Vermont Gossip: “Would you support a private initiative to build three story apartment buildings, like in Brooklyn or San Francisco in downtown Rutland?”
Jeremy Void: “Yeah, that might be helpful to have more housing around here. Yeah.”
Vermont Gossip: “Would you like to see more stone buildings, the likes of which can be found in the capitol and in Italy?”
Jeremy Void: “Yeah, that’s helpful. Yeah, I’d support that.”
Vermont Gossip: “What can be done to bring high tech jobs to Vermont? Would you like to see high tech jobs come to Vermont?”
Jeremy Void: “It depends, I mean what are you talking about high tech jobs?”
Vermont Gossip: “Internet jobs, technology jobs.”
Jeremy Void: “Yeah, that way maybe we’d have more jobs for people, but you’d need to be qualified to do it. It depends on what the need is for it, I don’t even know if we need high tech jobs around here. Like Comcast you can just call them over the phone, I don’t think we need them around here. I mean yeah we need more jobs, but I don’t know…”

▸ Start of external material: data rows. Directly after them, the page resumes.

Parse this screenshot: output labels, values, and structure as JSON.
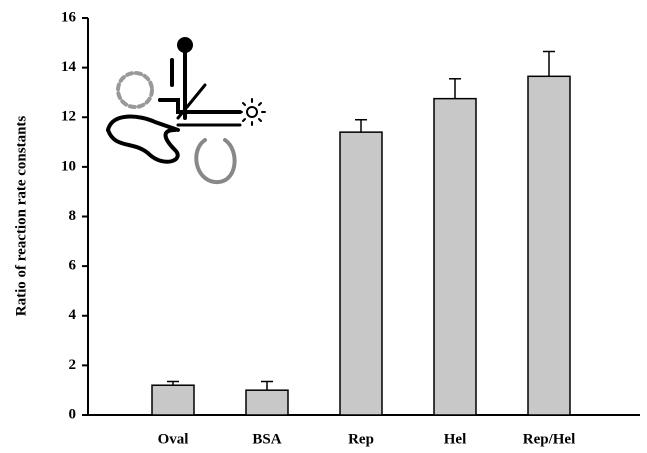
{
  "chart_data": {
    "type": "bar",
    "y_label": "Ratio of reaction rate constants",
    "categories": [
      "Oval",
      "BSA",
      "Rep",
      "Hel",
      "Rep/Hel"
    ],
    "values": [
      1.2,
      1.0,
      11.4,
      12.75,
      13.65
    ],
    "errors": [
      0.15,
      0.35,
      0.5,
      0.8,
      1.0
    ],
    "color": "#c8c8c8",
    "ylim": [
      0,
      16
    ],
    "yticks": [
      0,
      2,
      4,
      6,
      8,
      10,
      12,
      14,
      16
    ],
    "grid": false
  }
}
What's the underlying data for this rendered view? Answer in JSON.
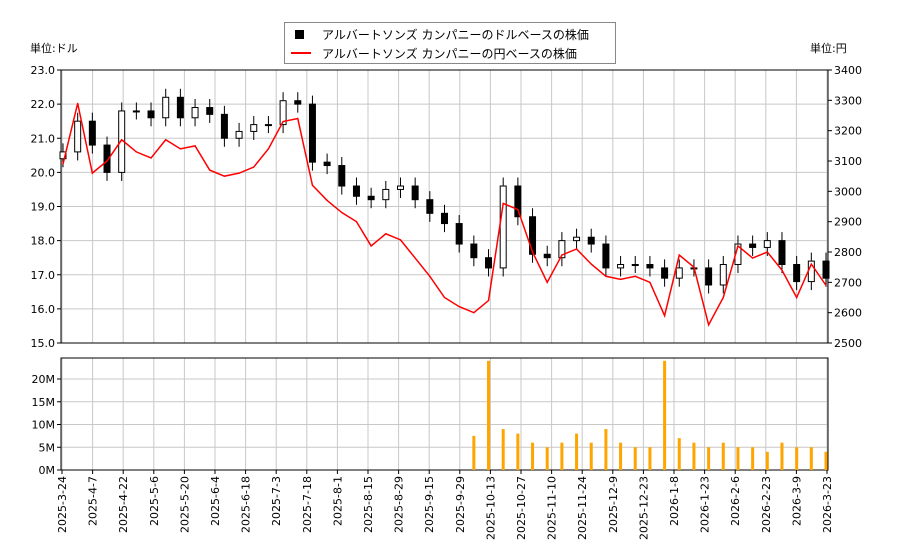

Vermont Gossip: “Do you think that Vermont youth are told often enough that having a family and kids could be the most satisfying thing they ever hope to experience?”
Jeremy Void: “No, I don’t think they’re really told that enough. I think family values are good to have, but I don’t think there’s a lot of family values in today’s day and age. People lack family values.”
Vermont Gossip: “Do you think we should be telling youngsters to be on the lookout for a life mate early in life because they may never have a better change to find a life mate?”
Jeremy Void: “No. I mean I’m kind of a hopeless romantic, but I feel like there’s always someone out there for everybody, and you just gotta find it. You shouldn’t settle. I don’t think anyone should have to settle with anyone.”
Vermont Gossip: “Would you support legislation that would decriminalize operating a driverless car while under the influence?”
Jeremy Void: “No, I won’t support that, too many drunk driving accidents.”
Vermont Gossip: “Do you know who you’re going to vote for for the next Governor of Vermont?”
Jeremy Void: “I don’t even know who’s running. I don’t follow politics much.”
Vermont Gossip: “Who’s your favorite Vermont band?
Jeremy Void: “Thurgood Thurston is a really good musician. There’s always a lot of great underground bands, like this one band Middle Son, they’re from around here, they’re friends with them. There’s a lot of underground punk bands, and hardcore bands and metal band around here. I’m getting into this guy, he used to be called Johnny Hobo but now he’s Pat the Bunny, which I’m really getting into and he does a folk-punk-rock and he’s pretty good. I think he’s from around here.”
Vermont Gossip: “How do you feel about the promises of synthetic biology which is everything from genetically engineering salmon to grow faster to killing off mosquitoes?”
Jeremy Void: “It doesn’t sound like a good idea. I’m sure mosquitoes serve some sort of purpose, I just don’t know what it is, but everything serves it’s purpose so to kill some, it’s like getting rid of all the spiders in the world, other people are bugs. Everything serves it’s purpose so to get rid of something would be detrimental to our society unless we could take what they supply and manufacture it in another way I guess.”
Vermont Gossip: “Do you lament that we’ve lost courting rituals or do you think that they’re still alive and healthy?”
Jeremy Void: “No, I don’t think there’s a lot of that going on.”